Pour avoir vécu le sujet familialement (un beau-père au RAD puis dans la Wehrmacht à 17 ans dont le père avait réussi à éviter de porter l’uniforme de Guillaume II en 14, son gendre qui se bat enrôlé de force en Russie), étudié historiquement les passages de l’Alsace de France à Allemagne, avoir fait mes études à Strasbourg à l’école de journaliste, je le dis clairement. Le Lierre et l’Araignée est le meilleur ouvrage en BD pour comprendre ce qu’a été l’annexion de l’Alsace par l’Allemagne impériale en 1870 puis nazi en 1940. Sa complexité à plus d’un titre, ses blessures encore ouvertes, parfois une certaine ambiguïté. On ne peut que très difficilement se rendre compte aujourd’hui sans avoir connu des Alsaciens qui avait vécu les deux périodes combien leur vie a été des plus douloureuses, pris au piège entre une France qu’ils aimaient pour la plupart mais qui ne leur a pas rendu pleinement, où une nostalgie des règles allemandes qui caractérisaient une forme d’opposition à la légèreté des Français de l’intérieur. Une langue aussi. En axant leur ouvrage sur la résistance alsacienne précoce envers l’Allemagne occupante mais surtout qui avait par deux fois annexé Alsace et Lorraine, Grégoire Carlé fait acte de mémoire et d’historien du meilleur niveau avec émotion et intelligence.

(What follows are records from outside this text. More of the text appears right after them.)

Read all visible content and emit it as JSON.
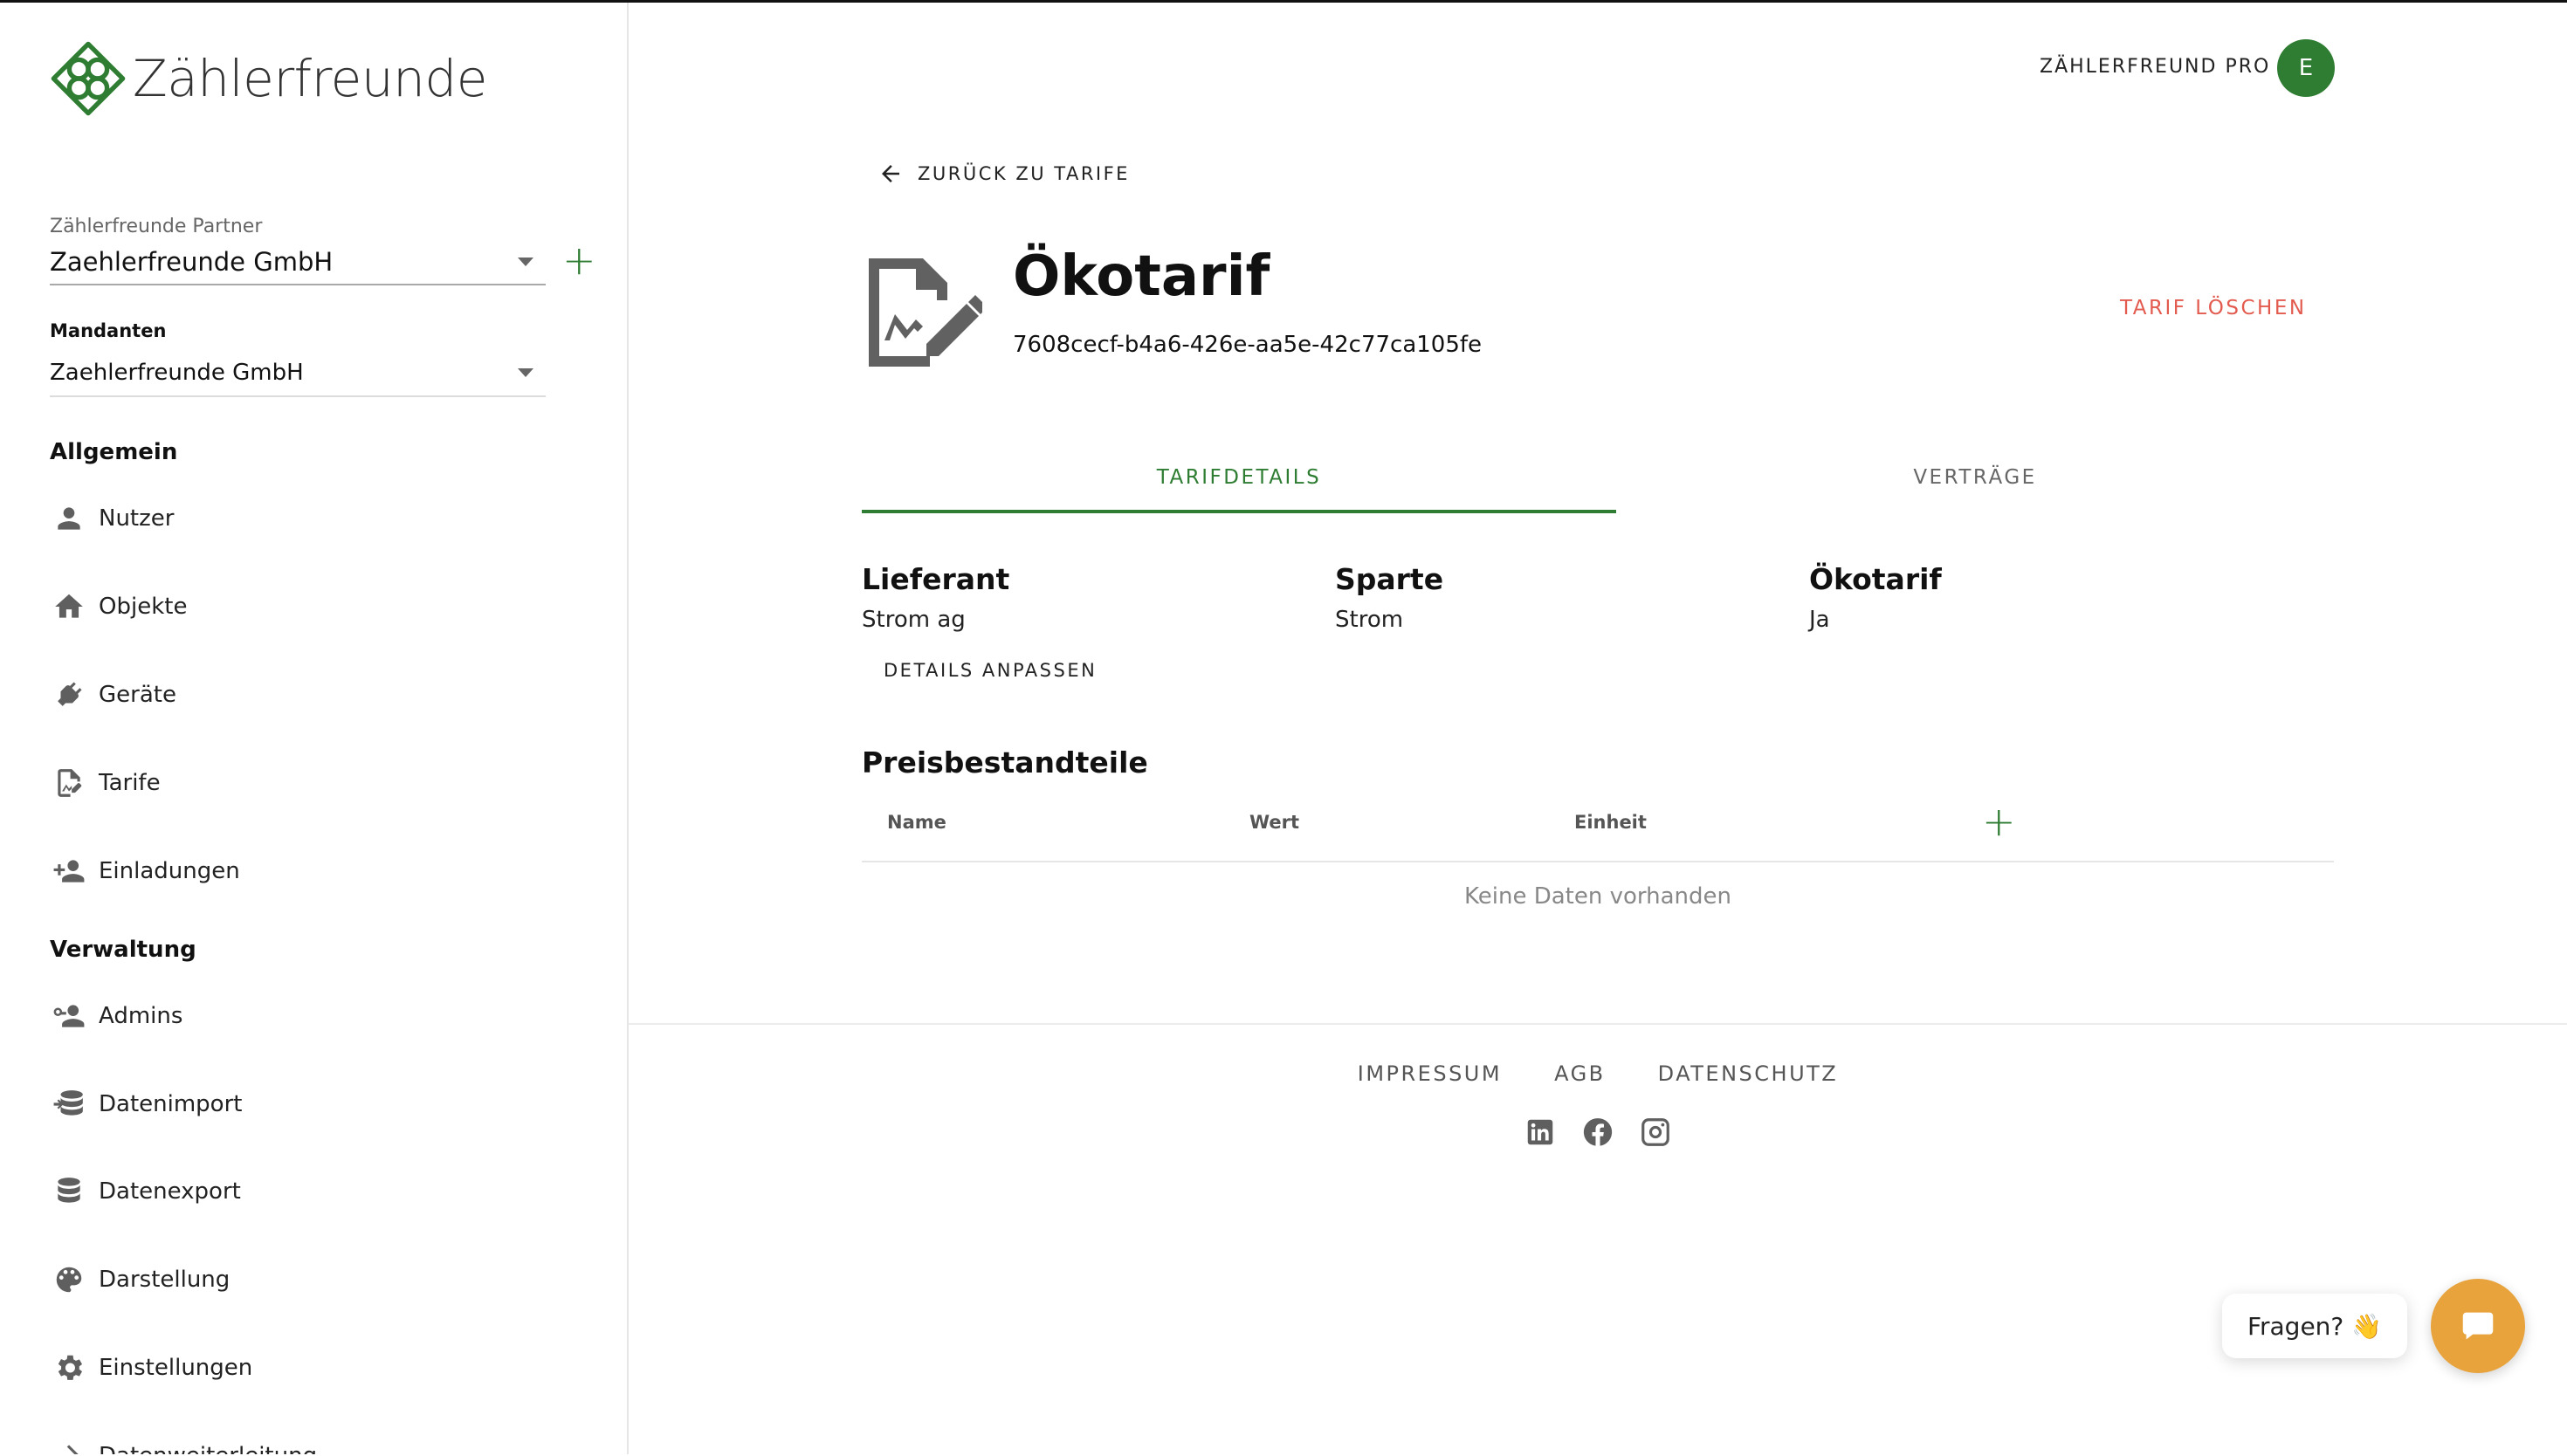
{
  "brand": {
    "name": "Zählerfreunde"
  },
  "sidebar": {
    "partner_label": "Zählerfreunde Partner",
    "partner_value": "Zaehlerfreunde GmbH",
    "mandanten_label": "Mandanten",
    "mandanten_value": "Zaehlerfreunde GmbH",
    "section_general": "Allgemein",
    "general_items": [
      {
        "label": "Nutzer",
        "icon": "person-icon"
      },
      {
        "label": "Objekte",
        "icon": "home-icon"
      },
      {
        "label": "Geräte",
        "icon": "plug-icon"
      },
      {
        "label": "Tarife",
        "icon": "tariff-icon"
      },
      {
        "label": "Einladungen",
        "icon": "invite-icon"
      }
    ],
    "section_admin": "Verwaltung",
    "admin_items": [
      {
        "label": "Admins",
        "icon": "admin-key-icon"
      },
      {
        "label": "Datenimport",
        "icon": "database-import-icon"
      },
      {
        "label": "Datenexport",
        "icon": "database-export-icon"
      },
      {
        "label": "Darstellung",
        "icon": "palette-icon"
      },
      {
        "label": "Einstellungen",
        "icon": "gear-icon"
      },
      {
        "label": "Datenweiterleitung",
        "icon": "forward-icon"
      }
    ]
  },
  "header": {
    "pro_label": "ZÄHLERFREUND PRO",
    "avatar_initial": "E",
    "accent": "#2e7d32"
  },
  "main": {
    "back_label": "ZURÜCK ZU TARIFE",
    "title": "Ökotarif",
    "id": "7608cecf-b4a6-426e-aa5e-42c77ca105fe",
    "delete_label": "TARIF LÖSCHEN",
    "tabs": [
      {
        "label": "TARIFDETAILS",
        "active": true
      },
      {
        "label": "VERTRÄGE",
        "active": false
      }
    ],
    "details": [
      {
        "heading": "Lieferant",
        "value": "Strom ag"
      },
      {
        "heading": "Sparte",
        "value": "Strom"
      },
      {
        "heading": "Ökotarif",
        "value": "Ja"
      }
    ],
    "details_button": "DETAILS ANPASSEN",
    "price_section_title": "Preisbestandteile",
    "table_columns": [
      "Name",
      "Wert",
      "Einheit"
    ],
    "empty_text": "Keine Daten vorhanden"
  },
  "footer": {
    "links": [
      "IMPRESSUM",
      "AGB",
      "DATENSCHUTZ"
    ],
    "socials": [
      "linkedin-icon",
      "facebook-icon",
      "instagram-icon"
    ]
  },
  "chat": {
    "bubble_text": "Fragen? 👋",
    "button_icon": "chat-icon",
    "button_color": "#e8a33c"
  }
}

Un travail de référence.
Une partie de pèche à coups de grenade et un retour en 1994 avec un grand-père, son petit-fils qui chassent la truite. Les souvenirs reviennent. 1939, le tocsin en Alsace, la France est en guerre contre l’Allemagne à frontière commune avec l’Alsace. Les Alsaciens sont évacués vers « l’intérieur ». Strasbourg est vidée de sa population, la cathédrale protégée, le Rhin est la ligne de démarcation, c’est la drôle de guerre. 1940, la défaite, Dunkerque, les Allemands défilent à Paris. L’Alsace change de drapeau, il a une croix gammée. Il faut faire de bons Allemands des Alsaciens, Hitler dixit. Il en a même connu avec lui dans les tranchées en 14 où déjà ils étaient Allemands depuis 1870. Tout se met en place, administration, intégration au Gau de Bade, jeunesse hitlérienne, la France aurait abandonné l’Alsace sans combat. L’aigle règne en maître. Mais des ados ne se laissent pas enrôler, vont résister, créer un réseau le Lierre, et découvrir que les forts qui parsèment la région n’ont pas été vidés de leurs explosifs, de leurs grenades, de leurs armes. L’araignée nazie tisse sa toile avec, c’est vrai, une partie de la population si ce n’est favorable mais au moins docile, sous les ordres du gauleiter Wagner qui ouvre déjà un camp de rétention pour récalcitrants.
La progression par Grégoire Carlé (Il était 2 fois Arthur) sait maîtriser opposition entre passé et présent, y placer tous les détails nécessaires à la compréhension de la période. Revenir sur ce qui a fait qu’on en soit arrivé là, sur le ressenti des Alsaciens, le tabou, je l’ai vécu, sur cette histoire à facettes multiples. C’est vrai que ces forts bourrés d’armes étaient une aubaine mais dans une Alsace allemande où la résistance ne pouvait en rien vivre sa vie comme en France occupée. Le dessin est lui aussi de très forte facture. Le courage, les arrestations, les tortures de gamins, le camp de concentration du Struthof et ses 17 000 morts, l’autre mouvement de résistants La Main Noire qui va payer son courage du prix du sang, le service militaire obligatoire. Le passé était haï après la guerre mais il ne faut pas oublier ces pages qui ont fait l’histoire de France sans édulcorer le sujet.